By the way, I was with a korean who didn't know the english for "silk worm larvae". The cell-phone translator came up with "chrysalis, pupa". So, at the time I thought I was eating a butterfly. But no, it is actually silkworm.


  1. Quite the culinary tour, Graham! Did you actually eat everything that you pictured/described? Was this a 2 week project, or did you accomplish it in one day?
    Still having a great time in Puerto Rico!

  2. Graham, the food really does not entice me, I still like turkey and gravy! But what an experience you are having. Enjoy!

  3. everytime you post about food, i get supremely jealous.

    "Typically, the food is served on a plate, utensils are provided, and you are expected to finish the food at the stand."

    this sounds like a really good idea. do they have sinks at their booths? or do they bring all the plates/silverware home and then wash them?

  4. I didn't think about the plate/utensils issue until Ben's post. There is potential for some serious sanitary issues. But, I'm paranoid. I'm sure you're managing.
    I think of you when I eat cheese now.

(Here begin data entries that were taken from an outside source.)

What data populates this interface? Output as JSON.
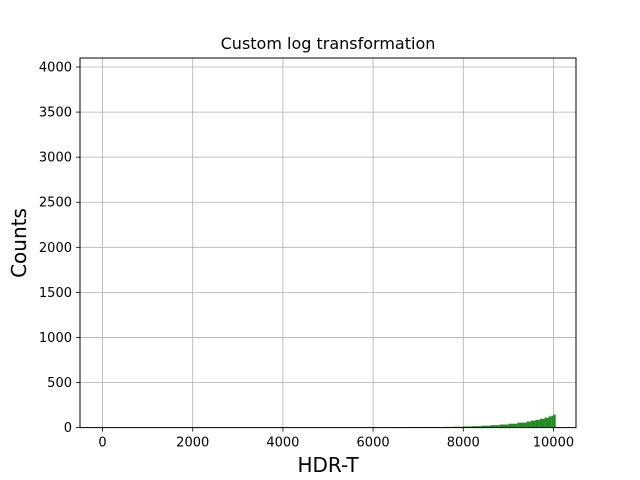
{
  "chart_data": {
    "type": "bar",
    "title": "Custom log transformation",
    "xlabel": "HDR-T",
    "ylabel": "Counts",
    "xlim": [
      -500,
      10500
    ],
    "ylim": [
      0,
      4100
    ],
    "x_ticks": [
      0,
      2000,
      4000,
      6000,
      8000,
      10000
    ],
    "y_ticks": [
      0,
      500,
      1000,
      1500,
      2000,
      2500,
      3000,
      3500,
      4000
    ],
    "grid": true,
    "bar_color": "#228b22",
    "series": [
      {
        "x": [
          6000,
          6200,
          6400,
          6600,
          6800,
          7000,
          7200,
          7400,
          7600,
          7800,
          8000,
          8200,
          8400,
          8600,
          8800,
          9000,
          9200,
          9400,
          9500,
          9600,
          9700,
          9800,
          9900,
          9950,
          10000
        ],
        "values": [
          1,
          1,
          2,
          2,
          3,
          4,
          5,
          6,
          8,
          10,
          13,
          16,
          21,
          27,
          34,
          43,
          55,
          68,
          77,
          87,
          98,
          111,
          124,
          132,
          145
        ]
      }
    ]
  }
}
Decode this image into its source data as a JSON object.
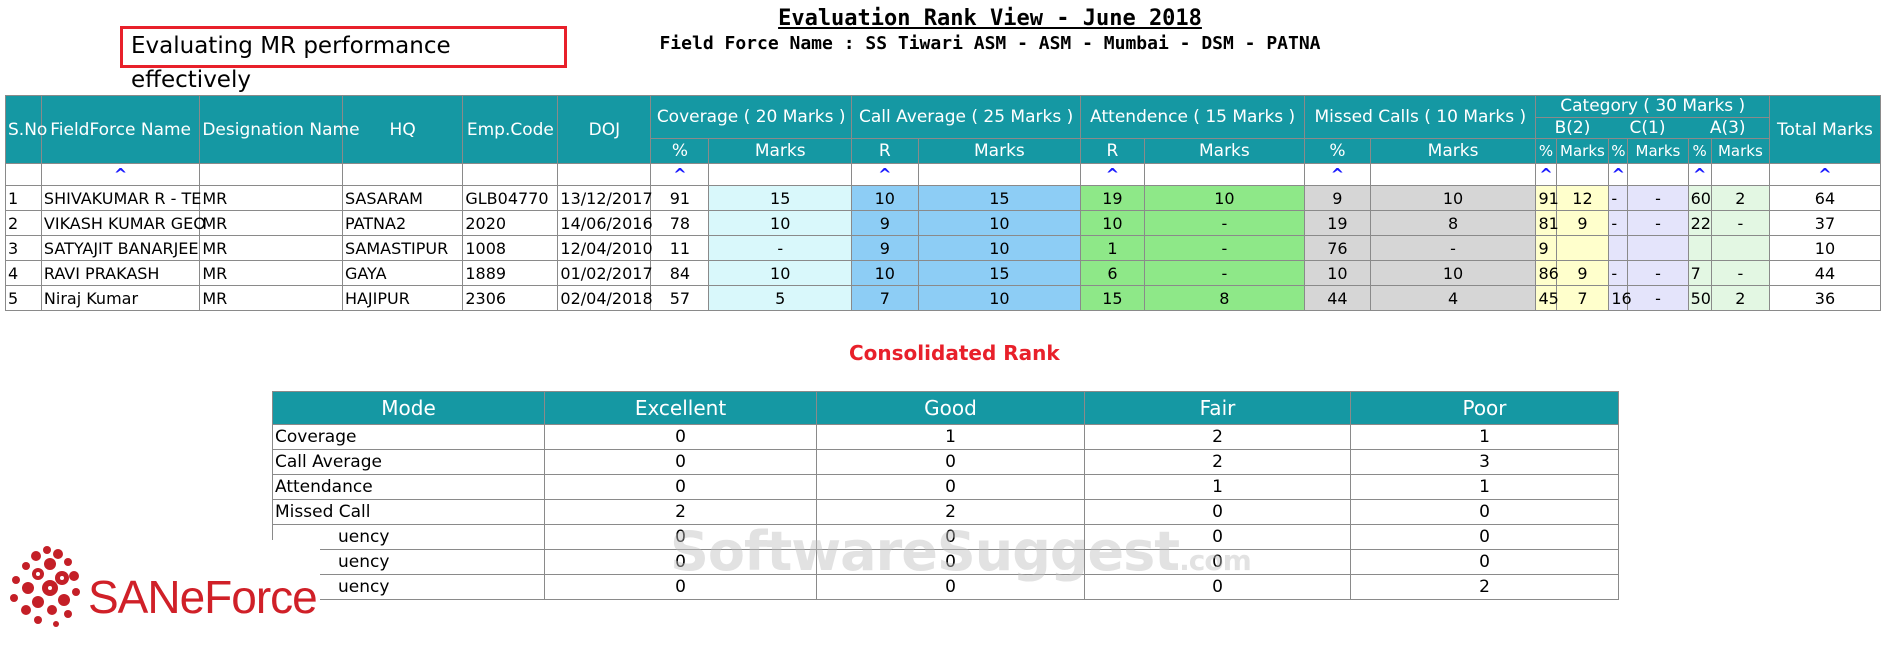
{
  "callout": "Evaluating MR performance effectively",
  "title": "Evaluation Rank View - June 2018",
  "subtitle": "Field Force Name : SS Tiwari ASM - ASM - Mumbai - DSM - PATNA",
  "headers": {
    "sno": "S.No",
    "name": "FieldForce Name",
    "designation": "Designation Name",
    "hq": "HQ",
    "empcode": "Emp.Code",
    "doj": "DOJ",
    "coverage": "Coverage ( 20 Marks )",
    "callavg": "Call Average ( 25 Marks )",
    "attendance": "Attendence ( 15 Marks )",
    "missed": "Missed Calls ( 10 Marks )",
    "category": "Category ( 30 Marks )",
    "total": "Total Marks",
    "cat_b": "B(2)",
    "cat_c": "C(1)",
    "cat_a": "A(3)",
    "pct": "%",
    "marks": "Marks",
    "r": "R"
  },
  "sort_glyph": "^",
  "rows": [
    {
      "sno": "1",
      "name": "SHIVAKUMAR R - TE",
      "designation": "MR",
      "hq": "SASARAM",
      "empcode": "GLB04770",
      "doj": "13/12/2017",
      "cov_pct": "91",
      "cov_marks": "15",
      "call_r": "10",
      "call_marks": "15",
      "att_r": "19",
      "att_marks": "10",
      "mis_pct": "9",
      "mis_marks": "10",
      "b_pct": "91",
      "b_marks": "12",
      "c_pct": "-",
      "c_marks": "-",
      "a_pct": "60",
      "a_marks": "2",
      "total": "64"
    },
    {
      "sno": "2",
      "name": "VIKASH KUMAR GEO",
      "designation": "MR",
      "hq": "PATNA2",
      "empcode": "2020",
      "doj": "14/06/2016",
      "cov_pct": "78",
      "cov_marks": "10",
      "call_r": "9",
      "call_marks": "10",
      "att_r": "10",
      "att_marks": "-",
      "mis_pct": "19",
      "mis_marks": "8",
      "b_pct": "81",
      "b_marks": "9",
      "c_pct": "-",
      "c_marks": "-",
      "a_pct": "22",
      "a_marks": "-",
      "total": "37"
    },
    {
      "sno": "3",
      "name": "SATYAJIT BANARJEE",
      "designation": "MR",
      "hq": "SAMASTIPUR",
      "empcode": "1008",
      "doj": "12/04/2010",
      "cov_pct": "11",
      "cov_marks": "-",
      "call_r": "9",
      "call_marks": "10",
      "att_r": "1",
      "att_marks": "-",
      "mis_pct": "76",
      "mis_marks": "-",
      "b_pct": "9",
      "b_marks": "",
      "c_pct": "",
      "c_marks": "",
      "a_pct": "",
      "a_marks": "",
      "total": "10"
    },
    {
      "sno": "4",
      "name": "RAVI PRAKASH",
      "designation": "MR",
      "hq": "GAYA",
      "empcode": "1889",
      "doj": "01/02/2017",
      "cov_pct": "84",
      "cov_marks": "10",
      "call_r": "10",
      "call_marks": "15",
      "att_r": "6",
      "att_marks": "-",
      "mis_pct": "10",
      "mis_marks": "10",
      "b_pct": "86",
      "b_marks": "9",
      "c_pct": "-",
      "c_marks": "-",
      "a_pct": "7",
      "a_marks": "-",
      "total": "44"
    },
    {
      "sno": "5",
      "name": "Niraj Kumar",
      "designation": "MR",
      "hq": "HAJIPUR",
      "empcode": "2306",
      "doj": "02/04/2018",
      "cov_pct": "57",
      "cov_marks": "5",
      "call_r": "7",
      "call_marks": "10",
      "att_r": "15",
      "att_marks": "8",
      "mis_pct": "44",
      "mis_marks": "4",
      "b_pct": "45",
      "b_marks": "7",
      "c_pct": "16",
      "c_marks": "-",
      "a_pct": "50",
      "a_marks": "2",
      "total": "36"
    }
  ],
  "consolidated_title": "Consolidated Rank",
  "rank_headers": [
    "Mode",
    "Excellent",
    "Good",
    "Fair",
    "Poor"
  ],
  "rank_rows": [
    {
      "mode": "Coverage",
      "excellent": "0",
      "good": "1",
      "fair": "2",
      "poor": "1"
    },
    {
      "mode": "Call Average",
      "excellent": "0",
      "good": "0",
      "fair": "2",
      "poor": "3"
    },
    {
      "mode": "Attendance",
      "excellent": "0",
      "good": "0",
      "fair": "1",
      "poor": "1"
    },
    {
      "mode": "Missed Call",
      "excellent": "2",
      "good": "2",
      "fair": "0",
      "poor": "0"
    },
    {
      "mode": "uency",
      "excellent": "0",
      "good": "0",
      "fair": "0",
      "poor": "0"
    },
    {
      "mode": "uency",
      "excellent": "0",
      "good": "0",
      "fair": "0",
      "poor": "0"
    },
    {
      "mode": "uency",
      "excellent": "0",
      "good": "0",
      "fair": "0",
      "poor": "2"
    }
  ],
  "watermark": "SoftwareSuggest",
  "watermark_suffix": ".com",
  "logo_text": "SANeForce",
  "colors": {
    "header_teal": "#1598a3",
    "callout_red": "#e8202a",
    "coverage_marks_bg": "#d9f8fb",
    "call_bg": "#8dcdf5",
    "attendance_bg": "#8ee888",
    "missed_bg": "#d6d6d6",
    "cat_b_bg": "#ffffcc",
    "cat_c_bg": "#e4e4fb",
    "cat_a_bg": "#e3f7e3"
  }
}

  5. Yo GRAH-HAMMMM!!! I hadnt been on your blog for a while, I love it. Do lots of foreigners get sick? I just remember of all the bed ridden americans in guatemala after eating street tacos and pupusas. nowhere near silkworm larve. Well, I will be checking the blog more often. Your last post was really wonderful, thanks for being so honest about your experience. The pics are great, but that was almost better, love the insight. Im thinking about you alot!!!